Q: Can the Radeon 8050S Graphics handle gaming or 3D rendering?
No, not really. It's integrated graphics on an APU, not a discrete GPU. You might get playable framerates in older or esports titles at low settings, but for anything demanding it's a slideshow. For 3D rendering or CUDA-accelerated apps, you need a laptop with an NVIDIA RTX GPU.

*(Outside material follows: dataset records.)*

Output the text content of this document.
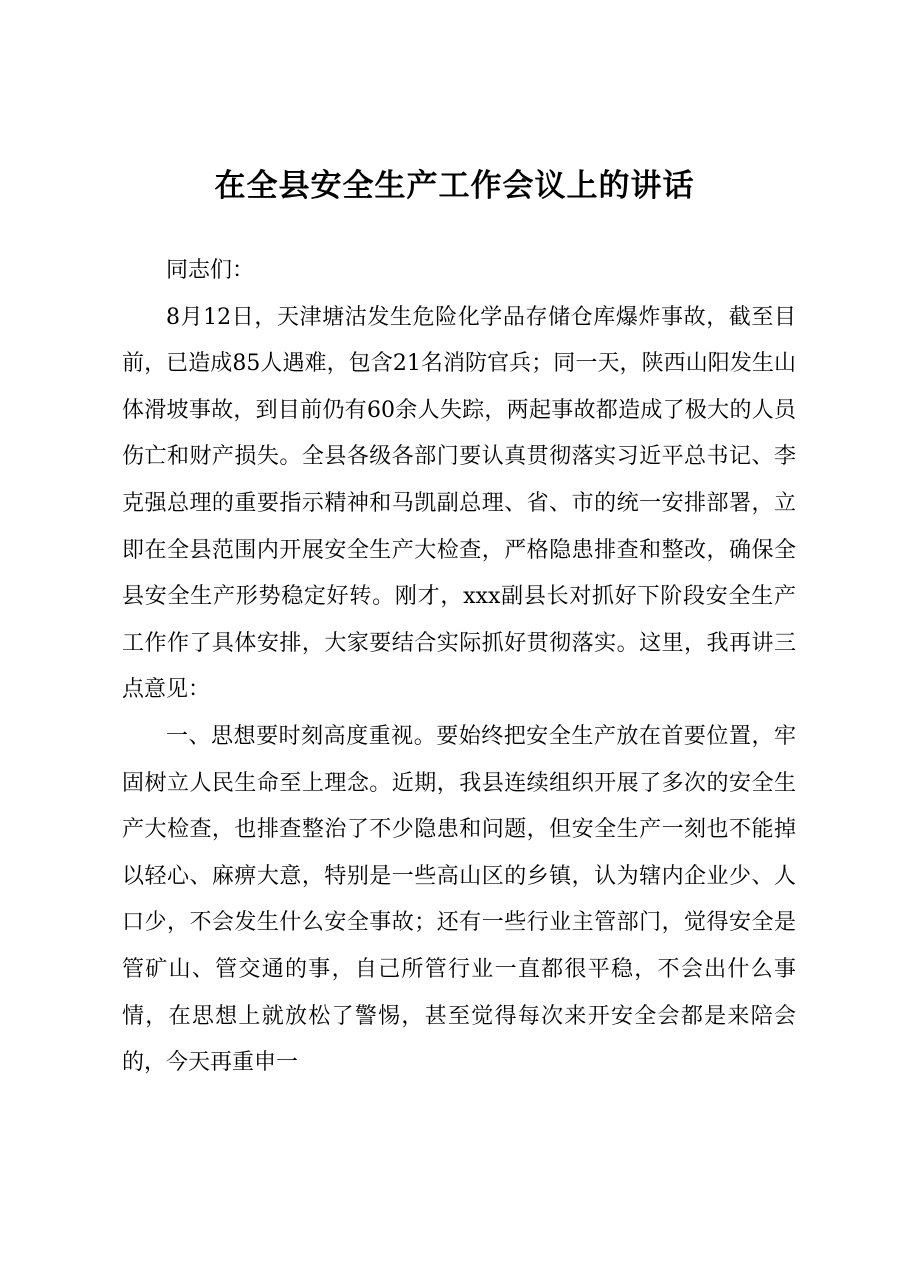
在全县安全生产工作会议上的讲话

同志们：

8月12日，天津塘沽发生危险化学品存储仓库爆炸事故，截至目前，已造成85人遇难，包含21名消防官兵；同一天，陕西山阳发生山体滑坡事故，到目前仍有60余人失踪，两起事故都造成了极大的人员伤亡和财产损失。全县各级各部门要认真贯彻落实习近平总书记、李克强总理的重要指示精神和马凯副总理、省、市的统一安排部署，立即在全县范围内开展安全生产大检查，严格隐患排查和整改，确保全县安全生产形势稳定好转。刚才，xxx副县长对抓好下阶段安全生产工作作了具体安排，大家要结合实际抓好贯彻落实。这里，我再讲三点意见：

一、思想要时刻高度重视。要始终把安全生产放在首要位置，牢固树立人民生命至上理念。近期，我县连续组织开展了多次的安全生产大检查，也排查整治了不少隐患和问题，但安全生产一刻也不能掉以轻心、麻痹大意，特别是一些高山区的乡镇，认为辖内企业少、人口少，不会发生什么安全事故；还有一些行业主管部门，觉得安全是管矿山、管交通的事，自己所管行业一直都很平稳，不会出什么事情，在思想上就放松了警惕，甚至觉得每次来开安全会都是来陪会的，今天再重申一
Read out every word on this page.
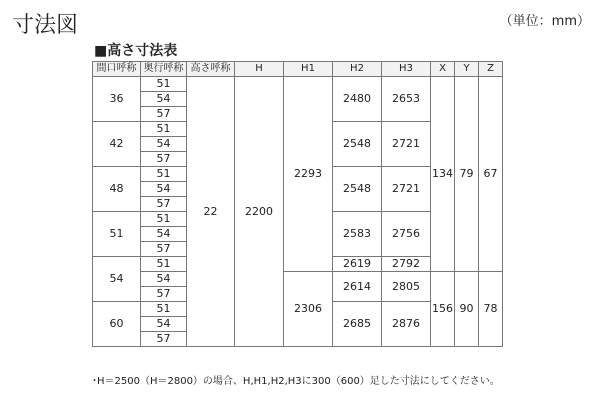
寸法図	（単位：mm）
■高さ寸法表
間口呼称	奥行呼称	高さ呼称	H	H1	H2	H3	X	Y	Z
36	51	22	2200	2293	2480	2653	134	79	67
	54								
	57								
42	51				2548	2721			
	54								
	57								
48	51				2548	2721			
	54								
	57								
51	51				2583	2756			
	54								
	57								
54	51				2619	2792			
	54			2306	2614	2805	156	90	78
	57								
60	51				2685	2876			
	54								
	57								
･H＝2500（H＝2800）の場合、H,H1,H2,H3に300（600）足した寸法にしてください。
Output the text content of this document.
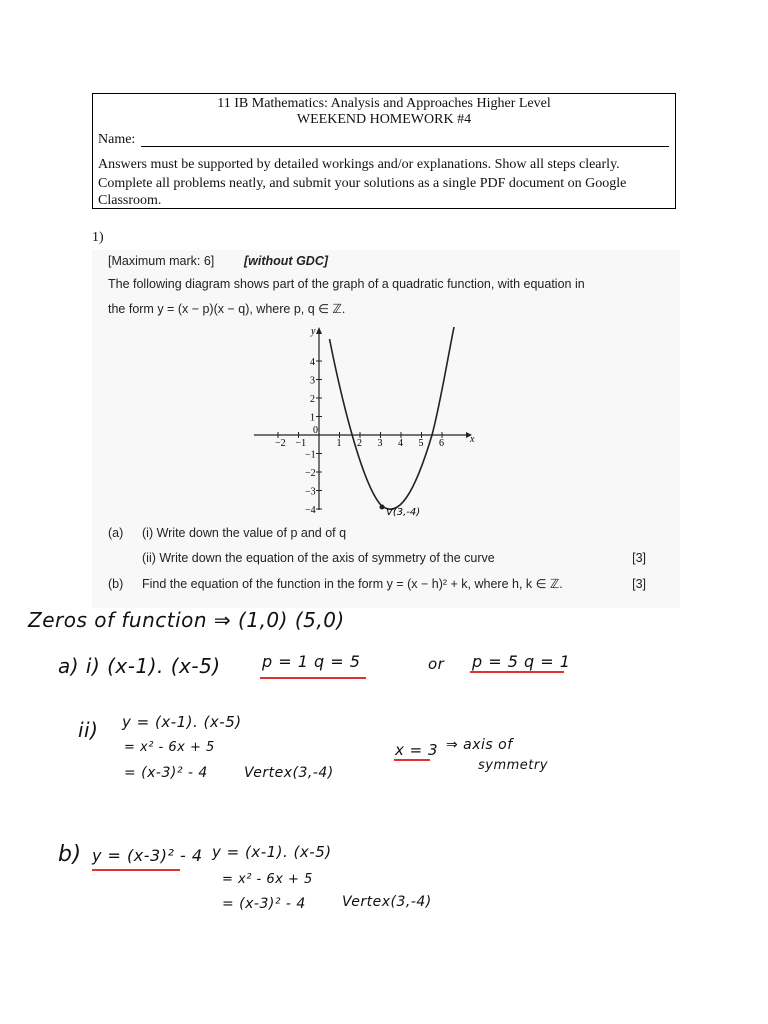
11 IB Mathematics: Analysis and Approaches Higher Level
WEEKEND HOMEWORK #4
Name:
Answers must be supported by detailed workings and/or explanations. Show all steps clearly.
Complete all problems neatly, and submit your solutions as a single PDF document on Google
Classroom.
1)
[Maximum mark: 6] [without GDC]
The following diagram shows part of the graph of a quadratic function, with equation in
the form y = (x − p)(x − q), where p, q ∈ ℤ.
x
y
−2 −1
0
1 2 3 4 5 6
1
2
3
4
−1
−2
−3
−4	V(3,-4)
(a) (i) Write down the value of p and of q
(ii) Write down the equation of the axis of symmetry of the curve	[3]
(b) Find the equation of the function in the form y = (x − h)² + k, where h, k ∈ ℤ.	[3]
Zeros of function ⇒ (1,0) (5,0)
a) i) (x-1). (x-5)	p = 1 q = 5	or p = 5 q = 1
ii) y = (x-1). (x-5)
= x² - 6x + 5
= (x-3)² - 4	Vertex(3,-4)
x = 3 ⇒ axis of
symmetry
b) y = (x-3)² - 4 y = (x-1). (x-5)
= x² - 6x + 5
= (x-3)² - 4	Vertex(3,-4)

Q: How's the battery life?
With a 74Wh battery and a power-hungry 12-core CPU, don't expect all-day battery. Under heavy loads, you'll be lucky to get 4–5 hours. It's a workstation that needs frequent charging, not a marathon runner.
Who Should Skip This
If you need a real GPU for rendering, gaming, or any CUDA-dependent workflow, skip this entirely. A machine like the ASUS ProArt PX13 with an RTX 4060 or 4070 will serve you way better. And if you're after a thin, light laptop that lasts all day on battery, get a MacBook Air M5 instead— this ZBook is too heavy and too power-starved for that life.
Verdict
The HP ZBook Ultra G1a is a strange bird. It's a CPU powerhouse with a jaw-dropping screen, but HP paired it with a weak integrated GPU and built it like a tank. For niche users who need to run local LLMs, compile huge projects, or multitask across dozens of VMs in a (transportable) 14-inch package, it's actually pretty great. Everyone else will be better served by a machine with a real GPU or one that doesn't weigh as much as two Ultrabooks. The complete lack of user reviews makes the reliability a big question mark, too. Wait for the dust to settle on pricing, and if you still want it, buy from a place with a good return policy.